ANKARA: Perverted Sense Of Power

Zaman Online
July 16 2008

DOÄ~^U ERGÄ°L [email protected] Columnists

One really wonders how in the world a bunch of people get together
and decide that the country is going down the drain and that they have
the moral authority to stop it by staging a coup and to start running
the country contrary to popular will, the state of the economy and
the international conjuncture.

Are they bereft of intelligence or does their lust for power overwhelm
their intelligence? Whatever the case may be, it is a pathological
phenomenon and both military education and the Turkish political
culture have to be rapidly cleansed of the need and right to stage
coups whenever the system actually is or is perceived to be in entropy.

The military cadets must be raised with a sense of professionalism
just like the professionalism of other vocations. They must not be
inculcated with the feeling of sacrifice and that they are doing a
favor for their nation just by performing their duty. Lieutenants
graduating from the war academy must not be conditioned to act as
statesmen and "saviors," while being soldiers at the same time, as
they are today. Additionally, the nation must not be conditioned to see
the armed forces as the "triumphant cavalry" riding in to deliver the
nation from bad politicians when the political system falters. The
elite of this country must rapidly reach a consensus to rid the
popular culture of extra-legal interventions during times of crisis
and to stand up together against such assaults on the popular will.

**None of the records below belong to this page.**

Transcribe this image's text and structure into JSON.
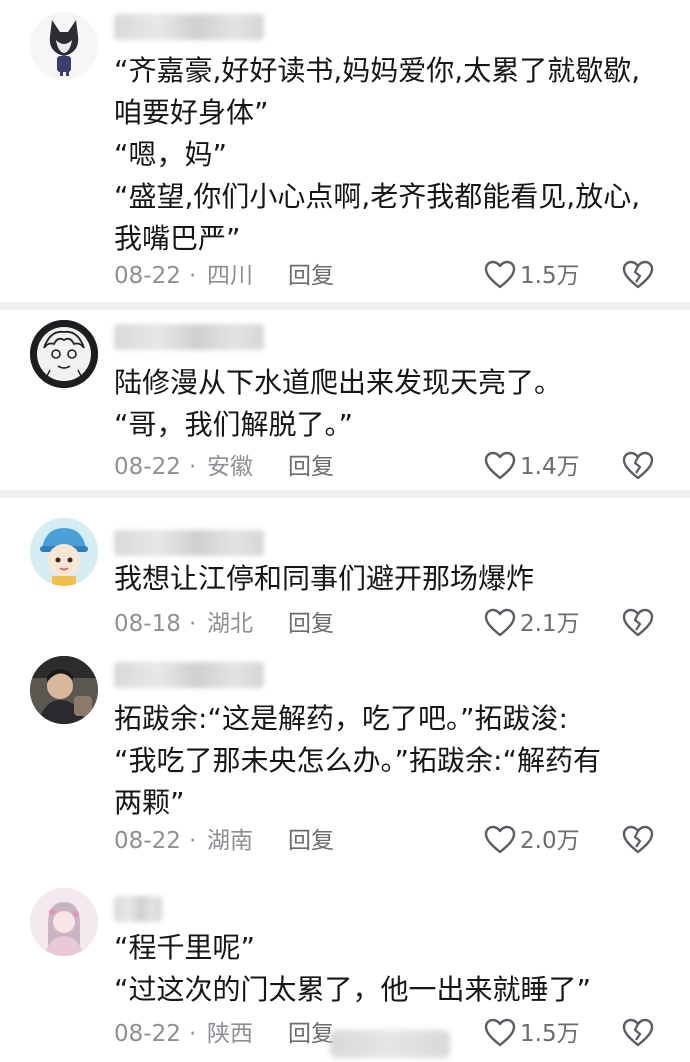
{
  "colors": {
    "text": "#161616",
    "meta": "#8f8f96",
    "separator": "#f1f1f3"
  },
  "comments": [
    {
      "avatar": "cat-avatar",
      "username": "",
      "lines": [
        "“齐嘉豪,好好读书,妈妈爱你,太累了就歇歇,",
        "咱要好身体”",
        "“嗯，妈”",
        "“盛望,你们小心点啊,老齐我都能看见,放心,",
        "我嘴巴严”"
      ],
      "date": "08-22",
      "location": "四川",
      "reply": "回复",
      "likes": "1.5万"
    },
    {
      "avatar": "anime-sketch-avatar",
      "username": "",
      "lines": [
        "陆修漫从下水道爬出来发现天亮了。",
        "“哥，我们解脱了。”"
      ],
      "date": "08-22",
      "location": "安徽",
      "reply": "回复",
      "likes": "1.4万"
    },
    {
      "avatar": "chibi-avatar",
      "username": "",
      "lines": [
        "我想让江停和同事们避开那场爆炸"
      ],
      "date": "08-18",
      "location": "湖北",
      "reply": "回复",
      "likes": "2.1万"
    },
    {
      "avatar": "photo-avatar",
      "username": "",
      "lines": [
        "拓跋余:“这是解药，吃了吧。”拓跋浚:",
        "“我吃了那未央怎么办。”拓跋余:“解药有",
        "两颗”"
      ],
      "date": "08-22",
      "location": "湖南",
      "reply": "回复",
      "likes": "2.0万"
    },
    {
      "avatar": "pink-girl-avatar",
      "username": "",
      "lines": [
        "“程千里呢”",
        "“过这次的门太累了，他一出来就睡了”"
      ],
      "date": "08-22",
      "location": "陕西",
      "reply": "回复",
      "likes": "1.5万"
    }
  ]
}
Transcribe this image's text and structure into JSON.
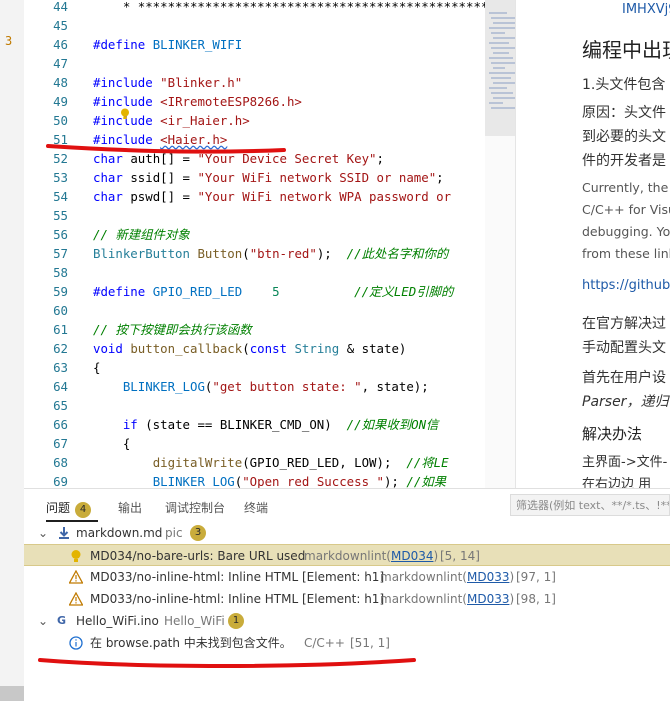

The intellectual and political elite of this country have neglected to
perform a thorough analysis on what the reasons behind the entropy in
the system are. That is why they could not develop viable solutions to
problems that have lingered on for decades and become gangrenous. In
fact they wanted to draw dividends from political polarization. Due
to elite consensus on the principles of living together in peace
(pluralist democracy) and economic progress by increasing the
productive capacity of the workforce and efficient use of natural
resources, Turkey missed the progress that many countries achieved
in the 20th century and faces the danger of missing a part of the
present one. That is a pity because the country has never fallen under
the stultifying yoke of communism or theocracy. Thus there must be
substantial flaws in its legal and administrative system as well as
in the vision and deeds of its ruling elite, who uphold each other
in a tutelary system.

The Ergenekon case is a window on these flaws. A group of people whose
value is measured by their own egos have amassed to run the country
at will by relying on military power that they would provoke to bring
order to the chaotic country they want to create by assassinations
and mass murders. These are retired generals, academicians and
businessmen who have befriended leaders of organized crime gangs like
"nationalist mafia"! The ideology with which they try legitimize their
illegal actions is Kemalism (named after Mustafa Kemal Ataturk). Any
student of Turkish politics knows that Kemalism is a combination
of nationalism, Westernism and authoritarian pragmatism. With the
assassination of Catholic priest Andrea Santoro in Trabzon and
prominent Turkish-Armenian journalist Hrant Dink in Ä°stanbul and
other crimes directed against foreigners and non-Muslim minorities,
the nationalism of this bunch has become a criminal affair rather
than an effort of exalting their nation. Due to their hatred for the
West, just because it stands for democracy and rule of law (their
worldview’s antithesis), they have dropped the Western orientation
of their ideology, further deviating from Kemalism. In fact in their
coded writings they have substituted the EU and the US for "coyote" and
"scorpion," which expose how alien they have become to the realities
they have been living in.

What remains is not even an ideology; it is sheer hunger for power and
lust for an authoritarian form of administration in khaki color. Their
pragmatism has no correspondence with either the realities of the
nation or of the contemporary world. In the absence of anything or
any group that would support them in their quest to run the country
in total disregard of its people, they fell into a schizoid state
of mind in which being saviors and criminality to come to power have
blended into each other.

Now that their caper is exposed and they face litigation, we will
observe whether the judiciary will judge them by their criminal actions
rather than view the case as an offensive defense of the Justice and
Development Party (AK Party) to prevent its closure. If the judiciary
demonstrates the maturity to distinguish the two phenomena, a giant
step will be taken toward establishing rule of law in this country.